The Blues Brothers
The movie clearly set the record for number of cars destroyed in its final car chase. They had a full-time garage to restore the cars to drivable condition. I wondered how much that all cost, and it turns out, not much. Not for the cars, anyway. They bought a lot of clapped-out highway patrol cars from California, for $400 a pop. Junked them afterward. Filming the chase in the city streets of Chicago was a real challenge, though, as the cars really were going that fast, they didn’t undercrank the cameras. So some of the takes were up to a mile long, and they had to have assistant directors in every doorway and at every cross street. Very labor intensive.
It was a minor miracle that they were allowed to shoot in the Chicago streets at all. I’m sure Mayor Daley would not have gone for it, but Jane Byrne wanted to show the city as a good location. She even granted permission to take over Daley Plaza for several days with hundreds of extras.
The other famous scene of wanton destruction was in an abandoned mall that they had to dress from one end to the other, replacing all the plate glass with candy glass, filling the stores with stuff, and then using dozens and dozens of stunt performers to jump out of the way as the cars came speeding by.

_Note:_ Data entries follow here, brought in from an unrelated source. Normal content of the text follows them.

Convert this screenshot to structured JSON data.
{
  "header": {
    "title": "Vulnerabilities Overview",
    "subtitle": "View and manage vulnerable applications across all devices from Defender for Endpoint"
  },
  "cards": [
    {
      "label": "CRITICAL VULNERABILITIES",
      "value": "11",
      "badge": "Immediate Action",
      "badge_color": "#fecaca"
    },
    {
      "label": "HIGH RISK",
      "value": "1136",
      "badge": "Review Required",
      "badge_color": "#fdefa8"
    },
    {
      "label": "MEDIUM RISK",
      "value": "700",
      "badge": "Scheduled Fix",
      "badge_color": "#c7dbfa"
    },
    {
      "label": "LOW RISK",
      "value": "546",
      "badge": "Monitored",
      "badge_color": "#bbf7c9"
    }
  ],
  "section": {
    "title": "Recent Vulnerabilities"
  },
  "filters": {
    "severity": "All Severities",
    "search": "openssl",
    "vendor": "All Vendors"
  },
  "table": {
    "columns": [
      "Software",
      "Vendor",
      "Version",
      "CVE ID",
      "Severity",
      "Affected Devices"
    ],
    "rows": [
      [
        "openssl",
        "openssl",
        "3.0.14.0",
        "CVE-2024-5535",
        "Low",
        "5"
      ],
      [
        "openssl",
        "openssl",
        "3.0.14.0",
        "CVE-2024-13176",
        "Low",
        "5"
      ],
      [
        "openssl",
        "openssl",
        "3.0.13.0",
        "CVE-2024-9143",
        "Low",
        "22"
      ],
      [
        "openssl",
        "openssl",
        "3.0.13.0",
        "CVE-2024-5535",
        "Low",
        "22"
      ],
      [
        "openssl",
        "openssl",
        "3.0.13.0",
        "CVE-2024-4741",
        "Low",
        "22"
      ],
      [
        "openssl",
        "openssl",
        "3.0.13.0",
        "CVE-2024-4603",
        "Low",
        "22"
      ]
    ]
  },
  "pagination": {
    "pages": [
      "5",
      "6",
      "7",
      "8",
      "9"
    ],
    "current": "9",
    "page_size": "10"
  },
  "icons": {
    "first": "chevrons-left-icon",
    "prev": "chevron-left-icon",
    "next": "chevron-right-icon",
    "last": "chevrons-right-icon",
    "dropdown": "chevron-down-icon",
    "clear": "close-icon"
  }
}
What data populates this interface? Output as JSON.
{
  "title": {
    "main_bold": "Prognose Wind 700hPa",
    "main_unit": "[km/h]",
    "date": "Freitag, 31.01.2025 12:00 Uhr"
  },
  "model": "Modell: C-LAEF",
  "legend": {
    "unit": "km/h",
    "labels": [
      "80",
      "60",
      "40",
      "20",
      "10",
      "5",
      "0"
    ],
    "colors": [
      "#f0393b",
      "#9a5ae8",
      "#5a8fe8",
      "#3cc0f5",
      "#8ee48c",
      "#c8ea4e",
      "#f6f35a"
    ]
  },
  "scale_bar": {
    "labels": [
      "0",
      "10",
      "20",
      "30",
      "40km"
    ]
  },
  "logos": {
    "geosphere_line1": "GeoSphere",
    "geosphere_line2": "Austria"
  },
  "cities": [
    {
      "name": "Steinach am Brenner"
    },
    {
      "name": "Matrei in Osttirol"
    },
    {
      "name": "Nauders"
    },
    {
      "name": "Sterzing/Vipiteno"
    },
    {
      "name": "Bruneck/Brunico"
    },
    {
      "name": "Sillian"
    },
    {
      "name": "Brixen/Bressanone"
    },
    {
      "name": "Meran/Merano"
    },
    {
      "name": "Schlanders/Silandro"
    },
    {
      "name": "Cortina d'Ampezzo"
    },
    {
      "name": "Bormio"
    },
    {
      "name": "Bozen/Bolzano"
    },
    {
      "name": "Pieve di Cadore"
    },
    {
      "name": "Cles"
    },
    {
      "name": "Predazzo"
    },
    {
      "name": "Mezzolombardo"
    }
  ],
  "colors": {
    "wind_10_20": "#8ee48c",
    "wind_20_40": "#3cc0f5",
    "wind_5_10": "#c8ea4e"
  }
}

But that’s just the technical stuff. I really love this movie. It is the very definition of “over the top.” By the time they dropped that Ford Pinto from half a mile over the city, I was ready to believe anything. Dan Ackroyd and John Belushi are terrific, and don’t disgrace themselves at all when performing with some of the greatest names in rhythm and blues: James Brown, Ray Charles, Aretha Franklin, and my personal favorite, Cab Calloway. The musical numbers are just great. It’s just one of the most fun movies ever made. Too bad the sequel stunk up the place.